Dans cette optique, le vice-Premier ministre en charge de l’Intérieur, de la Sécurité et des Affaires coutumières, Jacquemin Shabani, a convié le secrétaire général de cette organisation religieuse, Mgr Donatien Nshole, à une séance de travail ce samedi 1er mars 2025 à Kinshasa. Cette invitation intervient alors que la RDC est confrontée à l’agression rwandaise, sous couvert des terroristes du M23/AFC, dans sa partie orientale.
Dans une correspondance adressée à Mgr Donatien Nshole, le Vice-Premier ministre a tenu à préciser la nature de cette rencontre : « Cette réunion vise à discuter des allégations de discrimination, de haine et de violence à l’encontre des Congolais et Congolaises en raison de leur origine, de leur langue ou de leur morphologie », a-t-il écrit, soulignant ainsi l’importance pour le gouvernement de réagir face à ces préoccupations.
Dans un communiqué publié le samedi 22 février, les évêques de la CENCO ont fait part de leur inquiétude quant à ce qu’ils qualifient de « chasse et stigmatisation des Swahiliphones à Kinshasa » et dans d’autres régions du pays. Ils dénoncent une recrudescence des violences fondées sur l’appartenance linguistique, une situation qu’ils jugent alarmante.

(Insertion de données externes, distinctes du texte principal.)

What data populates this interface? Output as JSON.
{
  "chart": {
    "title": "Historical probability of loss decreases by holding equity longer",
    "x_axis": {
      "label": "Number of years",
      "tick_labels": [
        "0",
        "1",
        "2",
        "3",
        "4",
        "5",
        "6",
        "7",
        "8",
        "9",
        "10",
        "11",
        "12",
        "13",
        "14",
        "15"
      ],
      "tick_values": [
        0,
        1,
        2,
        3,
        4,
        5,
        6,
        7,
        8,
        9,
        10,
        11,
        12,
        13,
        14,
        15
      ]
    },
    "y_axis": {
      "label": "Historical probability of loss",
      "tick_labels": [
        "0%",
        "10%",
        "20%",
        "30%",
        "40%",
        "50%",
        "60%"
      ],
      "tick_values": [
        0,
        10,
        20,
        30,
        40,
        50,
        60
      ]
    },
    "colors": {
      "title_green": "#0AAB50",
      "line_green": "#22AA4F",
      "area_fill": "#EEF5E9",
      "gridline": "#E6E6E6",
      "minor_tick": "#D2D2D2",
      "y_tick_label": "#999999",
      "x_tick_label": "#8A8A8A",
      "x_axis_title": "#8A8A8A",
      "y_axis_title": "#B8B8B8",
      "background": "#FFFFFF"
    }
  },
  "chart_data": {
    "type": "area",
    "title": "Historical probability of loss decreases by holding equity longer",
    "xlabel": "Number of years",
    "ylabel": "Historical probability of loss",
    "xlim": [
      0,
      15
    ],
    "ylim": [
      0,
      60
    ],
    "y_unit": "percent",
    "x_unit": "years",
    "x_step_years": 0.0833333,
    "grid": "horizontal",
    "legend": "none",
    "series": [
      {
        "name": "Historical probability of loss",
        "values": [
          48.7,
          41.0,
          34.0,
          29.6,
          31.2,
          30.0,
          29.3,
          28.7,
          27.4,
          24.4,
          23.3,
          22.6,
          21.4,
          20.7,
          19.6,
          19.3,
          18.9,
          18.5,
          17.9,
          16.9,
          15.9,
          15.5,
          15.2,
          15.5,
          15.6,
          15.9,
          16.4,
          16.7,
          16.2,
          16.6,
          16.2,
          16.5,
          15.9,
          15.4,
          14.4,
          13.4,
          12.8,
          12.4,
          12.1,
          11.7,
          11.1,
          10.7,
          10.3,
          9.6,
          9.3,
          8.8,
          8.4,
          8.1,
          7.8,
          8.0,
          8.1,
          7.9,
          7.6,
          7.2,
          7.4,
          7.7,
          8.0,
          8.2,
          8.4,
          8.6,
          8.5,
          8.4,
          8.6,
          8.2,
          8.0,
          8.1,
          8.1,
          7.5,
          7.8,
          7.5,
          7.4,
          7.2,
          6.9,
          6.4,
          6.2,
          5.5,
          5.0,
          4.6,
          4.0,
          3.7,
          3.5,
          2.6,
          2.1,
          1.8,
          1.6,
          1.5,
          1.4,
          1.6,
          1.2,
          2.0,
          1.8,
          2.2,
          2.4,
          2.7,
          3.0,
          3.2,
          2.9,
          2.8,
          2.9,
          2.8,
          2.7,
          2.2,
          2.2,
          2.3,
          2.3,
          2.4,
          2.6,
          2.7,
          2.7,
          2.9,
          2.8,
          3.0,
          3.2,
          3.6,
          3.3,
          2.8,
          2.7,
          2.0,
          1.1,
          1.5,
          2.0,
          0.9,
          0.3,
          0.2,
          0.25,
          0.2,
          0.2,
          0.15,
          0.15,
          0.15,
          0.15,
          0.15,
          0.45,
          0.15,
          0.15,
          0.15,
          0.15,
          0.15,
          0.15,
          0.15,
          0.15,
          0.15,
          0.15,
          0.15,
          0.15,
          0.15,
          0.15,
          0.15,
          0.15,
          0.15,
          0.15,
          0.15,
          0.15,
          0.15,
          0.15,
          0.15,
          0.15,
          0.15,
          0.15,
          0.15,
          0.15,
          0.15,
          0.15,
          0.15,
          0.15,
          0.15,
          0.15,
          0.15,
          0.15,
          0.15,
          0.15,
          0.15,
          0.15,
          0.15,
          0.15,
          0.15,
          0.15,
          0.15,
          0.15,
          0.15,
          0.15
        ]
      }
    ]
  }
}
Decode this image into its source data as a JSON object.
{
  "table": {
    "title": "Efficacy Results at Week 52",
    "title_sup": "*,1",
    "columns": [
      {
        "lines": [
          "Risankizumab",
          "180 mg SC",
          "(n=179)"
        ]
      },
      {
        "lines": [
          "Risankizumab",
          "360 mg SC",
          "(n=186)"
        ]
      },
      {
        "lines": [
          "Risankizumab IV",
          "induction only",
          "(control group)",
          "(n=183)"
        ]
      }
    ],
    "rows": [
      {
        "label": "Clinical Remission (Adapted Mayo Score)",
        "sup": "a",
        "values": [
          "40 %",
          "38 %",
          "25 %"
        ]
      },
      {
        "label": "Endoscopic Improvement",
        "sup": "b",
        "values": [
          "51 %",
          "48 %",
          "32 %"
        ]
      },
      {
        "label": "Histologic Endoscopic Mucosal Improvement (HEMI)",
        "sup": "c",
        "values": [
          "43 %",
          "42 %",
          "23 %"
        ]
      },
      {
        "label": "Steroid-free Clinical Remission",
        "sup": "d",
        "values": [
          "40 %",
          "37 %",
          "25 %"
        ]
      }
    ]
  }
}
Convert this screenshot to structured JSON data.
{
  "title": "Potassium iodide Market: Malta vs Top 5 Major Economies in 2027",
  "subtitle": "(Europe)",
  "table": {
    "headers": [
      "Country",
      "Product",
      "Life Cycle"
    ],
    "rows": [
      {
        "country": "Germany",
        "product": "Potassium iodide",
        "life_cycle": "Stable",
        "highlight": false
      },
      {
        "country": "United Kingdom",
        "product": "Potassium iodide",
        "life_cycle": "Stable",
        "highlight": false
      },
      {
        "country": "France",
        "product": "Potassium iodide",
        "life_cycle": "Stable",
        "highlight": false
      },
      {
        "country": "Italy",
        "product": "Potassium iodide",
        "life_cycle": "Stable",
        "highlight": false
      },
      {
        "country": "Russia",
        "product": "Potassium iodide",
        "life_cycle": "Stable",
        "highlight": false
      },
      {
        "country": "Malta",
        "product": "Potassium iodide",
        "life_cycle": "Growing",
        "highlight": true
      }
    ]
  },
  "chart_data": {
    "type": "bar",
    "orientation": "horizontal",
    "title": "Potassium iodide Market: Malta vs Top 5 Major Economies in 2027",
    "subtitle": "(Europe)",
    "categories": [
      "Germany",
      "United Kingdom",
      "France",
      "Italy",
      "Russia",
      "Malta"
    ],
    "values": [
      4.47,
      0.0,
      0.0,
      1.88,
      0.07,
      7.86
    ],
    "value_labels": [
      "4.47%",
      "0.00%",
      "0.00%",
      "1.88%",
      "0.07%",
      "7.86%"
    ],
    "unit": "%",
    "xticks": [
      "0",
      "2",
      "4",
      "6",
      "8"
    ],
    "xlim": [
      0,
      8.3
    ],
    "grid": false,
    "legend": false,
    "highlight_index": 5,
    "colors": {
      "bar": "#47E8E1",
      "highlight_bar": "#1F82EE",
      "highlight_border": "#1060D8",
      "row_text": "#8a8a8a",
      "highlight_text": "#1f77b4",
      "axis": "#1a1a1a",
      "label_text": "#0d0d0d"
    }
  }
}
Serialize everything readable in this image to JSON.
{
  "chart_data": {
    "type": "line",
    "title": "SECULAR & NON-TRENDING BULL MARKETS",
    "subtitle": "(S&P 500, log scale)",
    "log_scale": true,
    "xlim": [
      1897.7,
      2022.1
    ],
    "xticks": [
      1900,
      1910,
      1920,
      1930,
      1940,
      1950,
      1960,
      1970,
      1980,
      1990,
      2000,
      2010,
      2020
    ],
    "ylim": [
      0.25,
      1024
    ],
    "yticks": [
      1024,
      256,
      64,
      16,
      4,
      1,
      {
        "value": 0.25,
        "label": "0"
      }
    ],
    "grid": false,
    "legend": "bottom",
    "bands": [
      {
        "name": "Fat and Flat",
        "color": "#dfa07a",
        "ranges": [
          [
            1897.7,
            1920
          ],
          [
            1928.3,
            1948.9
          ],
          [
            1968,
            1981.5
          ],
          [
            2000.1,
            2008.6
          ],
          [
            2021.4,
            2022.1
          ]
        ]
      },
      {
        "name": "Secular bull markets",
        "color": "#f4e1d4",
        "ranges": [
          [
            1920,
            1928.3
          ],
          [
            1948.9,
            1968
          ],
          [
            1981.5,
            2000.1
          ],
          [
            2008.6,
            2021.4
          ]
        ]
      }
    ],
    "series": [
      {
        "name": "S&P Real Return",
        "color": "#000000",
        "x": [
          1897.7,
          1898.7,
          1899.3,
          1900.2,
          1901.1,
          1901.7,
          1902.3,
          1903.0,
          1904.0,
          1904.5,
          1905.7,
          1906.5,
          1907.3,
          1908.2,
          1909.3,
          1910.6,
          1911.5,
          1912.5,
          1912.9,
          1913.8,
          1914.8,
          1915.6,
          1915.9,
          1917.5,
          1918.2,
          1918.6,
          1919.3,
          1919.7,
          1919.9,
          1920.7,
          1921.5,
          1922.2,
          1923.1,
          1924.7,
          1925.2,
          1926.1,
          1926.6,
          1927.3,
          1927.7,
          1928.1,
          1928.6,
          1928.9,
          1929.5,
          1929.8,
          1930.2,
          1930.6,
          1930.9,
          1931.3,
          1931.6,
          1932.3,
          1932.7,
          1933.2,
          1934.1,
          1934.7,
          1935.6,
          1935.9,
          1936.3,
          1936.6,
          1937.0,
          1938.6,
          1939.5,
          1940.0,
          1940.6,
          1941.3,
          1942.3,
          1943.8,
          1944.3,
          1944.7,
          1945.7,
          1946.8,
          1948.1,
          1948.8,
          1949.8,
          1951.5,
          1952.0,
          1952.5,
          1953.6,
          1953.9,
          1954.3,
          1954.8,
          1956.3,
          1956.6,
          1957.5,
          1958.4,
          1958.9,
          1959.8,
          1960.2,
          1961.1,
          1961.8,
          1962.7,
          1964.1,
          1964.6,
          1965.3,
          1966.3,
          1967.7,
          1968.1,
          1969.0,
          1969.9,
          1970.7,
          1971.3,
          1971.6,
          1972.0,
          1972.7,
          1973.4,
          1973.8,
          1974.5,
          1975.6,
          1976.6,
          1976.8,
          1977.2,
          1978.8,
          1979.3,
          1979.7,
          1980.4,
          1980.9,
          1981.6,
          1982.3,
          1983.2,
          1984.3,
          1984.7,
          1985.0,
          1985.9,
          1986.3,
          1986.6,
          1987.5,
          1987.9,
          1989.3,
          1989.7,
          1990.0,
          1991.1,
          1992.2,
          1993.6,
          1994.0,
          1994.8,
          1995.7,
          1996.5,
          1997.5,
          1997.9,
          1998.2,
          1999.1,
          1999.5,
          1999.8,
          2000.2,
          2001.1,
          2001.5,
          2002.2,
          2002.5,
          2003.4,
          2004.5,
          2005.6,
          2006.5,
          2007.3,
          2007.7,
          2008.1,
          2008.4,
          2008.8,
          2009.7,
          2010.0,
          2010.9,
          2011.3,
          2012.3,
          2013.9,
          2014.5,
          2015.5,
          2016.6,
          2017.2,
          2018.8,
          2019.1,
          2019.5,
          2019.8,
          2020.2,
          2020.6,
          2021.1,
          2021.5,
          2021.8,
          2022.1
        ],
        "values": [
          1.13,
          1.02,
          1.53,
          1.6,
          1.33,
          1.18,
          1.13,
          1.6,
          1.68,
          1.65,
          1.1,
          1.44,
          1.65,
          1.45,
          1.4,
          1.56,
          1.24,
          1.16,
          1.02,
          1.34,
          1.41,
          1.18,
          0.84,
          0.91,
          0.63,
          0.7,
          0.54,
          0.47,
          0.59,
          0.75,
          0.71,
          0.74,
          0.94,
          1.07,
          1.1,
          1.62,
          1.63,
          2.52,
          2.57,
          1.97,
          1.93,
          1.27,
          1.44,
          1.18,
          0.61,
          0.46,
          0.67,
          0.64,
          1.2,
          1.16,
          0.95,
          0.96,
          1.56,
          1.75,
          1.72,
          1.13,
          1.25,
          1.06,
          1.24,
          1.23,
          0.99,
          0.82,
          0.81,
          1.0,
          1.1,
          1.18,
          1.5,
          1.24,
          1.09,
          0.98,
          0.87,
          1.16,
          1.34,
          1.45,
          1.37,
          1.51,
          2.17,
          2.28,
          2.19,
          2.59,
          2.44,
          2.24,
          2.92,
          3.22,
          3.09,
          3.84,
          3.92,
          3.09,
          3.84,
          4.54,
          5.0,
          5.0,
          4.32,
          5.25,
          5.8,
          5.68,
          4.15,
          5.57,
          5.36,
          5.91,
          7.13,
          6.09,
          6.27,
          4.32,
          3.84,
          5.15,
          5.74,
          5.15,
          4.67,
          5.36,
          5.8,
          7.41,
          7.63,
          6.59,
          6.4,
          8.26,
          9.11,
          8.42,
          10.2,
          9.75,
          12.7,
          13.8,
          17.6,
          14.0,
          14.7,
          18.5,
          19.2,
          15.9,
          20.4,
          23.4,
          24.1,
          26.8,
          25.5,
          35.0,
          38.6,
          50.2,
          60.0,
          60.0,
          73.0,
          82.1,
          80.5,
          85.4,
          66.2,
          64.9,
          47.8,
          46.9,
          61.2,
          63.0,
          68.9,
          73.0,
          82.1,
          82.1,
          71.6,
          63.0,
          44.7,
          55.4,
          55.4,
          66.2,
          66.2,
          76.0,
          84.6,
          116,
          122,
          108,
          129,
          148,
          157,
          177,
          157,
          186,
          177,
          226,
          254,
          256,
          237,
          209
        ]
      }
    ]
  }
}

En réaction, Jacquemin Shabani a demandé à Mgr Nshole de fournir des preuves tangibles à l’appui de ces accusations, incluant les lieux, les noms des victimes ainsi que leurs adresses.
Pour le gouvernement, ces informations sont essentielles afin de permettre une intervention efficace et d’assurer la protection de toutes les couches de la population. « Il est de notre devoir de garantir la cohésion sociale et le bien-vivre ensemble de toutes les races et ethnies en RDC », a insisté le vice-Premier ministre.
Cette initiative traduit la volonté des autorités congolaises de réguler le discours public autour des tensions communautaires et de s’assurer que toute dénonciation repose sur des faits vérifiés, en vue d’éviter tout risque d’instrumentalisation politique ou de déstabilisation sociale.